Гвидо, пытаясь поймать мой ускользающий взгляд, крепко сжал мне руку и тихо произнес:
– Послезавтра я буду ждать вас в библиотеке, – потом вскочил в коляску и крикнул кучеру: – А теперь в палаццо Дельсорбо, что на улице Чезаре Баттисти! И побыстрее, пожалуйста! Бабушка будет сама не своя, если я опоздаю.
– Да уж, донну Личинию лучше не гневить, – рассмеялся кучер, похоже, прекрасно знавший все семейство.

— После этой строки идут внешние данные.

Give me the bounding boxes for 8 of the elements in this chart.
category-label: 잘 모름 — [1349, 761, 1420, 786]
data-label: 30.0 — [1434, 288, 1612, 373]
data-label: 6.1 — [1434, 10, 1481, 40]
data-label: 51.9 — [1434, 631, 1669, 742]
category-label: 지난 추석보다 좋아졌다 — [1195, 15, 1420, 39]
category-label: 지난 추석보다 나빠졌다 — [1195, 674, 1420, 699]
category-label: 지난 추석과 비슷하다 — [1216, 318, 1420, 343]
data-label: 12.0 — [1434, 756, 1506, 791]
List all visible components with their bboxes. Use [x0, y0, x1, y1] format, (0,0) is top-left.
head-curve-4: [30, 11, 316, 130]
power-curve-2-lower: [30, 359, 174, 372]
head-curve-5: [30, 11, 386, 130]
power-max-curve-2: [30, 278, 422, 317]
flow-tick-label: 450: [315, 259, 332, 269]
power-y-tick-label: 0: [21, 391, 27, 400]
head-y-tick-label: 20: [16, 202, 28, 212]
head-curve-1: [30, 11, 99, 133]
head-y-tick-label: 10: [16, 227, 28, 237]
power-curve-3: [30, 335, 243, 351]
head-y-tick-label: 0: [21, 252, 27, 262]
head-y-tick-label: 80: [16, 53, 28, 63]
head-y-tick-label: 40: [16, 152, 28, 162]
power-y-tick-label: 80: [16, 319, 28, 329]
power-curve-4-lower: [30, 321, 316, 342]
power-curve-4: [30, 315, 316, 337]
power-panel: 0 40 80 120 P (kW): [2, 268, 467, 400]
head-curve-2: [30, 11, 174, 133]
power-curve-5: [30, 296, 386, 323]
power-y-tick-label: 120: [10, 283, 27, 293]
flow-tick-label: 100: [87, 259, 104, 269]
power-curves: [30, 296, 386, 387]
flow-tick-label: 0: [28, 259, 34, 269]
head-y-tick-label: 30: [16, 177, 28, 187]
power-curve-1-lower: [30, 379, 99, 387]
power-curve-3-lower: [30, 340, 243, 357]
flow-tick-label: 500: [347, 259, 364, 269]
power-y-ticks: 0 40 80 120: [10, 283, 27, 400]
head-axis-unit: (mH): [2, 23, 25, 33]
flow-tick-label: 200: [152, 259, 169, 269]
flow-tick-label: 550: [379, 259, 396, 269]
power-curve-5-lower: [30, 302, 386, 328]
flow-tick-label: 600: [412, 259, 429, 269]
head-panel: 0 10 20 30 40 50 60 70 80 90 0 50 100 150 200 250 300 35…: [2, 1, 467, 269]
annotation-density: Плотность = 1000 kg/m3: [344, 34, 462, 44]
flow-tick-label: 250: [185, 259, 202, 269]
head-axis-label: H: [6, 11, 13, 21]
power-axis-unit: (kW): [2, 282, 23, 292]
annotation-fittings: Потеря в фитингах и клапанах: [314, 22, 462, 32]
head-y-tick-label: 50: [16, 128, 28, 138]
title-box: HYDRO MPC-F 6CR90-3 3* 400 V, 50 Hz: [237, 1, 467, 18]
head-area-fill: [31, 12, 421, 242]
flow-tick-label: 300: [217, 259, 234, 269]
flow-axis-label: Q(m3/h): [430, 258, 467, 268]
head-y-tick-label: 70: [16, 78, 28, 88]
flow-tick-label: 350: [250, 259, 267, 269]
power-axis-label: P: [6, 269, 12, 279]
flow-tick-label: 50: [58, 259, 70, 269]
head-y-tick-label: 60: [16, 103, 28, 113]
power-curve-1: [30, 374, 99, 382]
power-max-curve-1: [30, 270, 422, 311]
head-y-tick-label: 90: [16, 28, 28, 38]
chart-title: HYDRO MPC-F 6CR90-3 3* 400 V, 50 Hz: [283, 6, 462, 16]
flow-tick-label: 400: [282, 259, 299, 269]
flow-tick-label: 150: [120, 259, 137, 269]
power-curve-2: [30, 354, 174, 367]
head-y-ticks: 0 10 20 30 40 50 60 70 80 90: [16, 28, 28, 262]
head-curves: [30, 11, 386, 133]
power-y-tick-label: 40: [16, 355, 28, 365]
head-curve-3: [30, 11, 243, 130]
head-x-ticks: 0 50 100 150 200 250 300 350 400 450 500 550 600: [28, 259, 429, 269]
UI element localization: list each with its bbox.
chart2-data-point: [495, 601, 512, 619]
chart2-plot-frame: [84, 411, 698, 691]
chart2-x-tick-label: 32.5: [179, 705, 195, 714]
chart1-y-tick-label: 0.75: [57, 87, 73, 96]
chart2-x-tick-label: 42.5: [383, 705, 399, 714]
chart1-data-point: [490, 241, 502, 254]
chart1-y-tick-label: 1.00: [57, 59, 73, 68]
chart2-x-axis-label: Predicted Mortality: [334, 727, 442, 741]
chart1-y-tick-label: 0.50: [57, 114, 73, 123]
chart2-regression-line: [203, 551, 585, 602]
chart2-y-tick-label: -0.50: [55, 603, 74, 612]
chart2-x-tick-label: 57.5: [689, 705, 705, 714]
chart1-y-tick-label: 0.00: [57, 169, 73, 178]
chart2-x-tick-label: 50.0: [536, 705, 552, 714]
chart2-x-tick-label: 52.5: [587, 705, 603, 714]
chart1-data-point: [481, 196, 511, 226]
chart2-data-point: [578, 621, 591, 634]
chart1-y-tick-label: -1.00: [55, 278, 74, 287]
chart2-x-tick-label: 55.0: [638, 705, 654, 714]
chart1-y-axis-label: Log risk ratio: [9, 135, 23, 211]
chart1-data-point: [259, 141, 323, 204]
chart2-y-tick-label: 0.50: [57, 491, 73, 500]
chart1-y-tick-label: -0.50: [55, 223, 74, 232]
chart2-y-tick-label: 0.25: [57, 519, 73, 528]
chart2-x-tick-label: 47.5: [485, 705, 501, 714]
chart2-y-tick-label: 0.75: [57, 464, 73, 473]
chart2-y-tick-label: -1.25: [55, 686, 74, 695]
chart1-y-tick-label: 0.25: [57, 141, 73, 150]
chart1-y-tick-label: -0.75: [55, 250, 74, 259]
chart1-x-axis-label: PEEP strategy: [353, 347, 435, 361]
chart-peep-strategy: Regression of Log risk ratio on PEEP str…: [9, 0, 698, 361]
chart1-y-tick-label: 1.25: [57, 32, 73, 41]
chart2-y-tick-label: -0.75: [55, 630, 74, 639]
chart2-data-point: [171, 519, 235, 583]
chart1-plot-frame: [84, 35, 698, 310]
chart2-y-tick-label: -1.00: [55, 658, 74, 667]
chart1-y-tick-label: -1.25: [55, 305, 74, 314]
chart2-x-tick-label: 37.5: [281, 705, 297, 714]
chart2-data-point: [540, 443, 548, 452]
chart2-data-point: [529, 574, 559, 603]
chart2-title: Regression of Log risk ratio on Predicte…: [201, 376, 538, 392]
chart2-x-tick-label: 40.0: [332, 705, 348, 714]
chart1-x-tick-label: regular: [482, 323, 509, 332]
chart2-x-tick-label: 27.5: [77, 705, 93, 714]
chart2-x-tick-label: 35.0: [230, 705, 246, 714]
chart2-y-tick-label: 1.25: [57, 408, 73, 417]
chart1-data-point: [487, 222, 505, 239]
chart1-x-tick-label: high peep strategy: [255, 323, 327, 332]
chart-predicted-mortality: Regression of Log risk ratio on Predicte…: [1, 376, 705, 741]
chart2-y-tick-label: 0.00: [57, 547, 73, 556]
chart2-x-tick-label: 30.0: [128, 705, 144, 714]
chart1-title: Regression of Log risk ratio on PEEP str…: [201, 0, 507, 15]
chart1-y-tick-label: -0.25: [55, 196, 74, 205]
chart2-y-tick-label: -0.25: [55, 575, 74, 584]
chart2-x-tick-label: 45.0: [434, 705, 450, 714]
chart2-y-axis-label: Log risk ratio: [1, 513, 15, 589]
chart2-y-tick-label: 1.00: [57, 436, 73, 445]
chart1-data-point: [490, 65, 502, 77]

Это имя прозвучало для меня как пушечный выстрел, как смертный приговор, вынесенный самым безжалостным из судей, как проклятие, павшее на мою голову по воле могущественной и жестокой колдуньи. Как можно было так долго этого не понимать? Обманываясь нездешней фамилией Суриани, я, будто спасая себя от роковой правды, не старалась ничего разузнать о семье Гвидо. Не хотела понимать, что «мой» синьорино не звался Дельсорбо лишь потому, что был сыном донны Виттории, сиротой, о котором мне рассказывала Кирика, единственным внуком и племянником, наследником той гордой и знатной семьи, никого не считавшей себе ровней: ни графов, ни баронов, ни князей, ни даже королей. А уж тем более бедную швею. И конечно, Гвидо, точнее дон Гвидо, об этом знал. Он прекрасно знал, что у нас нет и не может быть будущего. Зачем он меня обманул? Почему солгал? И ведь каким соловьем разливался! Так я была для него всего лишь капризом, а сам он – таким же себялюбивым волокитой, как его дядя, дон Урбано?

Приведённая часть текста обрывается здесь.